I've just recently begun to research this case after not having thought much about it for a number of years. Though I didn't know Maura personally, I grew up in the same town, ran cross country at the same high school, and am now a student at UMass, so her disappearance resonates with me.

While I've heard some refer to the events prior to the accident in NH as "white noise," I think it's important to get the facts of these events sorted out. The reason I see these as important is because I find most people's likely scenarios at least indirectly based upon MM's frame of mind that day and this mindset is inferred from prior events.

To this end, I'm curious if the exact location of the accident involving her father's car is known to those on this board. In a post on JR's blog, the author/investigator posted pictures purportedly of the scene of this accident:

http://mauramurray.blogspot.com/2011/08/why-did-maura-leave-party.html

This is a T-intersection at the junction of North Hadley Road and North Maple/Roosevelt Street in Hadley, but the news articles that I've read (i.e. Whitman/Hanson Express) state that this accident was to have occurred on Route 9, meaning that it would have occurred, at minimum, 1-1.5 miles away.
 
I think the first accident that I inquired about above is important to consider for the following reasons:

"Budding Alcoholism" - I believe that people's perception of MM's likeliness to be drinking while the NH accident occurred is based, in part, that alcohol played a major role in this first crash. I'd have to agree that one would have to be pretty intoxicated/distracted to get into an accident at the place JR depicts. I drove from campus to that intersection this evening and it is at the end of a long straightaway and a flashing red light can be seen from quite a distance. (An accident here would not be impossible though; the guardrail was dented when I went by.) If the accident happened elsewhere on Route 9, it may be more likely that a tired driver merely veered off the road in the early morning. (I feel that this second possibility could be supported by the fact(?) that no charges were filed for this accident.)

"Why the father's hotel?" - I've read some suggest that MM wasn't actually on her way to her father's hotel. If the accident occurred where JR depicts, this may be true. She could have been going anywhere, possibly even crashing after having missed Route 116 and trying to turn around. If the crash actually occurred on Route 9, I think fewer questions about her intent can be raised.
 
:welcome: Riot to WS and this thread!
If only we knew what was going on in MM's mind in the days leading up to taking that fateful drive.
 
Apparently I missed it at first, but an accident report for the first accident was posted on JR's blog (Murray 002-1.pdf in the documents section) that indicates that the accident was at that T-intersection.

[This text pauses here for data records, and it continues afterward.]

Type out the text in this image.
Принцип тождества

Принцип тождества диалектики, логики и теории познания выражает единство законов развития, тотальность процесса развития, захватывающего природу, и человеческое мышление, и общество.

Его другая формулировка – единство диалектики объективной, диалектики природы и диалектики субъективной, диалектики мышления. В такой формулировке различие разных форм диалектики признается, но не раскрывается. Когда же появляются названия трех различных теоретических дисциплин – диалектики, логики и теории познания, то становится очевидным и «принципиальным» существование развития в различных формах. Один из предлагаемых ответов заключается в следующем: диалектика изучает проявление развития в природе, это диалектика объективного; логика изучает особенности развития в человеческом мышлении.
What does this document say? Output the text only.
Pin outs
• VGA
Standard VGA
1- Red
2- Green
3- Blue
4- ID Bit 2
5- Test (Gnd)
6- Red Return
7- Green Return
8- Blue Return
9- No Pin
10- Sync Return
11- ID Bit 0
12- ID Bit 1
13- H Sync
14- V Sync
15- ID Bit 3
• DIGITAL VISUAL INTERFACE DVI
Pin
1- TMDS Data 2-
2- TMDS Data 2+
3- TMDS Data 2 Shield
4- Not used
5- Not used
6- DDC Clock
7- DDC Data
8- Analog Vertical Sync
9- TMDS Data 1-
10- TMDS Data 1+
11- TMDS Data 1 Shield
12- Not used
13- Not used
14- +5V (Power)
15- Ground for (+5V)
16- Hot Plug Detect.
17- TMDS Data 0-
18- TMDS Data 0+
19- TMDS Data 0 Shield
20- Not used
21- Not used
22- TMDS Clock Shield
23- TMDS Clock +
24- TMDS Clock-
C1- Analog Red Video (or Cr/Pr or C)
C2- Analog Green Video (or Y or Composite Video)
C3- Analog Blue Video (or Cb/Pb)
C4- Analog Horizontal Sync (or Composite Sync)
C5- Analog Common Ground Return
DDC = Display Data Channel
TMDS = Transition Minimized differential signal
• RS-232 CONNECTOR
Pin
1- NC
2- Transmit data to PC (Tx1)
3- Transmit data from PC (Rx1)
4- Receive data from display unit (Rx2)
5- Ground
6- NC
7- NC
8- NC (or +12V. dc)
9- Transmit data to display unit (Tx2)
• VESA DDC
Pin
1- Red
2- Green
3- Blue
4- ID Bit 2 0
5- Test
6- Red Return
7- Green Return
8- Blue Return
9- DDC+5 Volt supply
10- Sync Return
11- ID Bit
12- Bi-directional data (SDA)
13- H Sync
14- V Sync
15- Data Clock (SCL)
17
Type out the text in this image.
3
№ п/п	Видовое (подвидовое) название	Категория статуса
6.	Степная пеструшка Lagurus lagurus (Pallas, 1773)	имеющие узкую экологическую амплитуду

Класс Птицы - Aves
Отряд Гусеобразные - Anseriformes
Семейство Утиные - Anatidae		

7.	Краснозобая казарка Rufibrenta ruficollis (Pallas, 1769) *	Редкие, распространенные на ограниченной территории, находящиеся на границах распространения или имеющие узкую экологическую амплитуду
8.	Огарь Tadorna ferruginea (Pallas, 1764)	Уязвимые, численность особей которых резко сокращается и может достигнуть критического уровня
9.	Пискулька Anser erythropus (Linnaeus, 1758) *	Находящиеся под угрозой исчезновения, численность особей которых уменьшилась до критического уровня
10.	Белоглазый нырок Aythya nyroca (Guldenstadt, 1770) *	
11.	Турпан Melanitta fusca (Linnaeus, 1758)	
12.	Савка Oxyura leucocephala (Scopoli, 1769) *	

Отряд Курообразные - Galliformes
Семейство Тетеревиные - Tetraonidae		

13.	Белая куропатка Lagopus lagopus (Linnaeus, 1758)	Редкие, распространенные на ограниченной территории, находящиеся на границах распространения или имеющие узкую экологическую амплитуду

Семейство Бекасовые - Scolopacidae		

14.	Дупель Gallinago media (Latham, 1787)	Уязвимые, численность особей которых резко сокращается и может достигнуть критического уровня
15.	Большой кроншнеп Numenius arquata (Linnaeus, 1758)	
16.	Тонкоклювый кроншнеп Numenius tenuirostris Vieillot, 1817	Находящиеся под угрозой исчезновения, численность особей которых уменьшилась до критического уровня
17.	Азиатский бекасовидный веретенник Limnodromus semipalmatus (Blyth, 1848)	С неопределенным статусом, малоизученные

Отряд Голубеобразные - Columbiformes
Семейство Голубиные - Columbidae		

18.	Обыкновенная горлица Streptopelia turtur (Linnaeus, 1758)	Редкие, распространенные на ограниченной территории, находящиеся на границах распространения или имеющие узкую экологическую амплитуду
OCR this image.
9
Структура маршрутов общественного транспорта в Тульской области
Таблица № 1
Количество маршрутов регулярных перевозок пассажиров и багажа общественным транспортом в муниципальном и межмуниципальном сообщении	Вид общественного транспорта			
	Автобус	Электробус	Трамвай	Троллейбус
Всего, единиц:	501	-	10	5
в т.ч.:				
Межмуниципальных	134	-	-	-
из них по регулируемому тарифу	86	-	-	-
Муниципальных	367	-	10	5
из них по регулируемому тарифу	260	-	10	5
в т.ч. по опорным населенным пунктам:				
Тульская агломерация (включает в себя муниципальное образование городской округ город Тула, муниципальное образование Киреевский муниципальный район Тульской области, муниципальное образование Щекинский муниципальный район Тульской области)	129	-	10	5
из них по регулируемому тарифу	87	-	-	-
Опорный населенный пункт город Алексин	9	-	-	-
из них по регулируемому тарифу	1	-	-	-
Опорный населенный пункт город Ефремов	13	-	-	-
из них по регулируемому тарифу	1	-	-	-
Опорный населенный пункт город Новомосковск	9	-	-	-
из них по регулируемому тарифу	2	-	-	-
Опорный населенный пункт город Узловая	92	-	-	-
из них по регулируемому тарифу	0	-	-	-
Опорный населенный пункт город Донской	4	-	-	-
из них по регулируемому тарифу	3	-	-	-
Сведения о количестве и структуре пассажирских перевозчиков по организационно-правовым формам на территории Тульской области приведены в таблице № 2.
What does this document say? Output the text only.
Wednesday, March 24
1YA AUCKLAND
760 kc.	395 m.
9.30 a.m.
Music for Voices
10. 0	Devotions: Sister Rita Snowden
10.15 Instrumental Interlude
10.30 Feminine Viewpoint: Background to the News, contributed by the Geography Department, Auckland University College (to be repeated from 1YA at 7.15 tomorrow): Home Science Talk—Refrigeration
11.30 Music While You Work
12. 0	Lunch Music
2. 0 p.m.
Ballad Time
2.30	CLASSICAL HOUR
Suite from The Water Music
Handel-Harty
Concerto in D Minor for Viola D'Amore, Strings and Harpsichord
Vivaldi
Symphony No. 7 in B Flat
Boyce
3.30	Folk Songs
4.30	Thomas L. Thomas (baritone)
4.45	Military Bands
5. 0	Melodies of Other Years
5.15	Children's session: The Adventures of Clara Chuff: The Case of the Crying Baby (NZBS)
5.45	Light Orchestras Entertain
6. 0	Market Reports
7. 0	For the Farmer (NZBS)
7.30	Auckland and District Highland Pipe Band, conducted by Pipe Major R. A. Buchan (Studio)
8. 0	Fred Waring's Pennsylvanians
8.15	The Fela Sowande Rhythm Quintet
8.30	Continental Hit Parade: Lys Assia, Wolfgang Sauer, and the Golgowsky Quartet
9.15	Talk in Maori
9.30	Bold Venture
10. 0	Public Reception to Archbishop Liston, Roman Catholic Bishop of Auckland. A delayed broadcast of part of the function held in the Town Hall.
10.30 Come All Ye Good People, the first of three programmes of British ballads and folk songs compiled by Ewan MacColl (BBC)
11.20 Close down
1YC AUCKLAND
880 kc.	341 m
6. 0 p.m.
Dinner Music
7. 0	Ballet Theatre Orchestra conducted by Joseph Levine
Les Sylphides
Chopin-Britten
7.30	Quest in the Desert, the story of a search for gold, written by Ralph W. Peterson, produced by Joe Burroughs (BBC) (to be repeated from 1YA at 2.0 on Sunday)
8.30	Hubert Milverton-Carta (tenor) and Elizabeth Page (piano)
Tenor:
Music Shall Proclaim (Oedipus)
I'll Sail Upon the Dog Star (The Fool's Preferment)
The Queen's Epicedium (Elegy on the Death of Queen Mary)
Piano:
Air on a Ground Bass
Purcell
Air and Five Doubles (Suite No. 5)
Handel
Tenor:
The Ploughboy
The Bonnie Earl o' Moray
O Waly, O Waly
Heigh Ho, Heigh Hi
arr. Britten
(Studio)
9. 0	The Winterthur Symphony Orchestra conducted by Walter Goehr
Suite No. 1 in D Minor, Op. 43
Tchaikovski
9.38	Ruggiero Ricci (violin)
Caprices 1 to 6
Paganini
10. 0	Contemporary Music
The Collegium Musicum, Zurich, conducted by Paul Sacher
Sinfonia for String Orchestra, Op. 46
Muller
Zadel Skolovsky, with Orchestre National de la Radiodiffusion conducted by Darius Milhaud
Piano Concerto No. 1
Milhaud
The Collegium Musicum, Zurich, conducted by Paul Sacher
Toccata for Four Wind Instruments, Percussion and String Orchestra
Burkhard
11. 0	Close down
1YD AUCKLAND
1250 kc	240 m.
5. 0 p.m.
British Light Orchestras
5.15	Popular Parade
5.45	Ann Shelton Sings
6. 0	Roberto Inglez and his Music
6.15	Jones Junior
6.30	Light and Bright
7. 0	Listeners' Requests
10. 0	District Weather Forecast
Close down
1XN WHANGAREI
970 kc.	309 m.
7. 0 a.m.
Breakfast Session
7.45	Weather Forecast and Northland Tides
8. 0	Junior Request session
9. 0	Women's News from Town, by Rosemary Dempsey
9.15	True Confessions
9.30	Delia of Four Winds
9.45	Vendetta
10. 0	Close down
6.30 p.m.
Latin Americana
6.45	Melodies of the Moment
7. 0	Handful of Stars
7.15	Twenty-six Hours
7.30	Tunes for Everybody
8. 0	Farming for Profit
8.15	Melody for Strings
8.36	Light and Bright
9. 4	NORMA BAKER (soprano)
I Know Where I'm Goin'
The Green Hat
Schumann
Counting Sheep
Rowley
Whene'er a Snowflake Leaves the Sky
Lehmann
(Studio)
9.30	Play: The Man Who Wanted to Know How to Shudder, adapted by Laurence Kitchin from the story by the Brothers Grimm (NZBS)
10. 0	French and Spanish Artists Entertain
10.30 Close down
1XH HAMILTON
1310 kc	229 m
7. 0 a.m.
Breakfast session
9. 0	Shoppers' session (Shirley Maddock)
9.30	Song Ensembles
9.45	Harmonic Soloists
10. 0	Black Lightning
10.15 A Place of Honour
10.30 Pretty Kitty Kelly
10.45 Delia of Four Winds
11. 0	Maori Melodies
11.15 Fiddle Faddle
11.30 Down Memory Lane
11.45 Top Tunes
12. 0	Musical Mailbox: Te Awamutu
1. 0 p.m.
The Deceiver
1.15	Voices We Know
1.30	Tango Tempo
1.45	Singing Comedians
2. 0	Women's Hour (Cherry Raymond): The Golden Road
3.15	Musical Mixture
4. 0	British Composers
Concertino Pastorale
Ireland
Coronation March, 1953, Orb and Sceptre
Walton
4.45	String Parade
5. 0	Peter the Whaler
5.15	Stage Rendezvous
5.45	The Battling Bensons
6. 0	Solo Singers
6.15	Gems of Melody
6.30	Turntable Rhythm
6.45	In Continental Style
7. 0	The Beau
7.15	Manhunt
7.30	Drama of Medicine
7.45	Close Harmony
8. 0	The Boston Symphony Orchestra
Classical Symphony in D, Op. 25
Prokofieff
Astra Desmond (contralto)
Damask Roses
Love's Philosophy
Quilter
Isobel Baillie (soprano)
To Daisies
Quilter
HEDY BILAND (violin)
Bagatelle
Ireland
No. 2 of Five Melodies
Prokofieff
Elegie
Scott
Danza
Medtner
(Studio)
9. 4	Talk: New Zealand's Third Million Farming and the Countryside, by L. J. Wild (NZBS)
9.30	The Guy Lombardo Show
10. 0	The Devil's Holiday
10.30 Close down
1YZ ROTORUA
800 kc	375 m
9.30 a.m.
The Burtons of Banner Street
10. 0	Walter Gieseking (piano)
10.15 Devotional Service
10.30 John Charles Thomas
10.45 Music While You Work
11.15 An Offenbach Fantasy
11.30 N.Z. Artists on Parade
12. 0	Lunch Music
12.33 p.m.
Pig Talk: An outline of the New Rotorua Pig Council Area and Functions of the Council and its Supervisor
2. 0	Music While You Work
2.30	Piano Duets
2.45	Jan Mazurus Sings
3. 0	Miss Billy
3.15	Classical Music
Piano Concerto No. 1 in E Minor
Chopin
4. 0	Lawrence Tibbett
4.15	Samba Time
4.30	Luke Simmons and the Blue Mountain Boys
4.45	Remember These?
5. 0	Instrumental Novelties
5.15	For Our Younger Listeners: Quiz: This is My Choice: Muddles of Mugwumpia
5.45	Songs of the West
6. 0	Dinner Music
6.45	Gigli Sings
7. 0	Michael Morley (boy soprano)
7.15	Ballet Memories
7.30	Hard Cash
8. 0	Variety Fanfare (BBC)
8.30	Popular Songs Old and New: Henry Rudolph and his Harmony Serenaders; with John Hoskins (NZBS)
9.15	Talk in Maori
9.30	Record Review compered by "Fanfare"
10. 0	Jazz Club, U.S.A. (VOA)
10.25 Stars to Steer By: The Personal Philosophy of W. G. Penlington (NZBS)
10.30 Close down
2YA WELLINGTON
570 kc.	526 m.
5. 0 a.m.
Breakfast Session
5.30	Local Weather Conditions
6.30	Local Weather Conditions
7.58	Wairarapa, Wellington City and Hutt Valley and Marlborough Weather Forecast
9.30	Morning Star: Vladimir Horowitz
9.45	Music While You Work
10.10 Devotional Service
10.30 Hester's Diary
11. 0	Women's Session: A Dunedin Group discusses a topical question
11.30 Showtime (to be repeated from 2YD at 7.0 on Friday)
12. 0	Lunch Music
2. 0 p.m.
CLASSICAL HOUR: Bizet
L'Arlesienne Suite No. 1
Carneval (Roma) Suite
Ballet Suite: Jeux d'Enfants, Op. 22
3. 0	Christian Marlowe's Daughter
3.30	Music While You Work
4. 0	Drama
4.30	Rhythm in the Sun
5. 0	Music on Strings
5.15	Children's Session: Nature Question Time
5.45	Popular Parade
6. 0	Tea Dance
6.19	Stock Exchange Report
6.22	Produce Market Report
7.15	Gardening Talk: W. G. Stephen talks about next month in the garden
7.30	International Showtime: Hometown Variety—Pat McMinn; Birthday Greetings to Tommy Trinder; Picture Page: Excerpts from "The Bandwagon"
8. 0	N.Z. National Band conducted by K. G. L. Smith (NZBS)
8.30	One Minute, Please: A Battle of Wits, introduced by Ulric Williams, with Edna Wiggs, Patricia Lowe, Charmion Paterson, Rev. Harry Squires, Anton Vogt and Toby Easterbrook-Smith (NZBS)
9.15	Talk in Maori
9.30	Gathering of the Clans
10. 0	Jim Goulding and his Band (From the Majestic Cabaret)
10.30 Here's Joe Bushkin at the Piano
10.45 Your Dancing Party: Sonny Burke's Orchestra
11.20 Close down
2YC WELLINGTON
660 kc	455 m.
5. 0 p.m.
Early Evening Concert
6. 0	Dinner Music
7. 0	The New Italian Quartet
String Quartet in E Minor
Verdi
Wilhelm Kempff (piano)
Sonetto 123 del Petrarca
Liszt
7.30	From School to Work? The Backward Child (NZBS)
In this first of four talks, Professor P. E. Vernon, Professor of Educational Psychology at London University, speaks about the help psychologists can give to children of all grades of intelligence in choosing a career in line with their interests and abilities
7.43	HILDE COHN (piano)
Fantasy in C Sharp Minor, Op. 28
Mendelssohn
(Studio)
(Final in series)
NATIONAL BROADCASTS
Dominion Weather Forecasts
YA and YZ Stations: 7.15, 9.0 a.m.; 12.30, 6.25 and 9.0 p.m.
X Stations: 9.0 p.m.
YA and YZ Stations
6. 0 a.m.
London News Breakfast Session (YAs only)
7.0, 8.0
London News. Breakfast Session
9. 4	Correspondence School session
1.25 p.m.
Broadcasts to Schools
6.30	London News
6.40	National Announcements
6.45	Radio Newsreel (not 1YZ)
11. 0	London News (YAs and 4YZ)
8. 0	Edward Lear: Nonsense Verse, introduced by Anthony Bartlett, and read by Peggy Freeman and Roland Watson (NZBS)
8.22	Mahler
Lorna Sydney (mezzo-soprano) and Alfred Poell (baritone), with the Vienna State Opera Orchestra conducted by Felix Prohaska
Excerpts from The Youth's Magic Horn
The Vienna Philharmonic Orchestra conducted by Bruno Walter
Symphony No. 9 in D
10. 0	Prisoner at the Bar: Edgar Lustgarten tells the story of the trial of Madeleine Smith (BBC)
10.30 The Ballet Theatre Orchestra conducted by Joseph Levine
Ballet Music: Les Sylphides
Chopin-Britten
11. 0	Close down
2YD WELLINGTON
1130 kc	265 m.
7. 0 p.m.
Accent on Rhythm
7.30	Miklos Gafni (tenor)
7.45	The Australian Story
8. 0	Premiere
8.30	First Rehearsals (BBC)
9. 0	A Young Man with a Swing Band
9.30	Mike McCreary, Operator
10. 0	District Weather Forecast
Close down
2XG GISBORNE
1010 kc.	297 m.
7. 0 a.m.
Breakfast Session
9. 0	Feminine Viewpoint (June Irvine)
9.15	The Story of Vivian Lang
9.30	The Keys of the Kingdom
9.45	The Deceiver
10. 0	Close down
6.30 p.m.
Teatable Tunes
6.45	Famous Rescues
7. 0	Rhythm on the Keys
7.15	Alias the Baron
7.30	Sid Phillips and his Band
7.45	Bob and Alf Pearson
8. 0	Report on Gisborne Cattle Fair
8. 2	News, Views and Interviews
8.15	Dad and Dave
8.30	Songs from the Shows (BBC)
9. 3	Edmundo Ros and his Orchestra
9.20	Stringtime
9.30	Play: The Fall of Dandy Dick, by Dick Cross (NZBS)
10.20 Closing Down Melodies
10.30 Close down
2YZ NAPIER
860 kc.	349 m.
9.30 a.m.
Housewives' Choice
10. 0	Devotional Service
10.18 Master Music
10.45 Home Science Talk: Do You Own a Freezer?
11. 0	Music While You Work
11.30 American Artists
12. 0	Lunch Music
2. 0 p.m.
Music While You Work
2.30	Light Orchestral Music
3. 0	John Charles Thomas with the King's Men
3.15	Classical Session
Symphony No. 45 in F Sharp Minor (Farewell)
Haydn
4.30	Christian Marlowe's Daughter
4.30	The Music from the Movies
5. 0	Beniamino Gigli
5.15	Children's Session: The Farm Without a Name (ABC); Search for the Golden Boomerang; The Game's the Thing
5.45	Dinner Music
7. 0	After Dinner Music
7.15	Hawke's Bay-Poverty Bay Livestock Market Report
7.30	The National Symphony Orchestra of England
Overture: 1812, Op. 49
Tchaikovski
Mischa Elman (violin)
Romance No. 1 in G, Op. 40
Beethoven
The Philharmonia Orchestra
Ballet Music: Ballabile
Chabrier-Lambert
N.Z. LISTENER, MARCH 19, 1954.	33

The report claims that she hit the guard rail head-on. I'm not saying that I disbelieve the report, but it certainly seems very strange that a young girl would be allowed to leave the scene of that type of accident if there were any signs of intoxication. Remember that news articles report that this accident caused between $8000 and $10000 damage to a car that cost ~$19000 (Based upon 2005 model-year MSRP, which I was able to locate using the Internet Wayback Machine.).

Are individuals allowed to request accident reports that they are not involved with? It seems as though $10 is the standard charge for retrieving a report, and I don't mind doing this if I am legally able to, if only to independently verify a pre-existing source.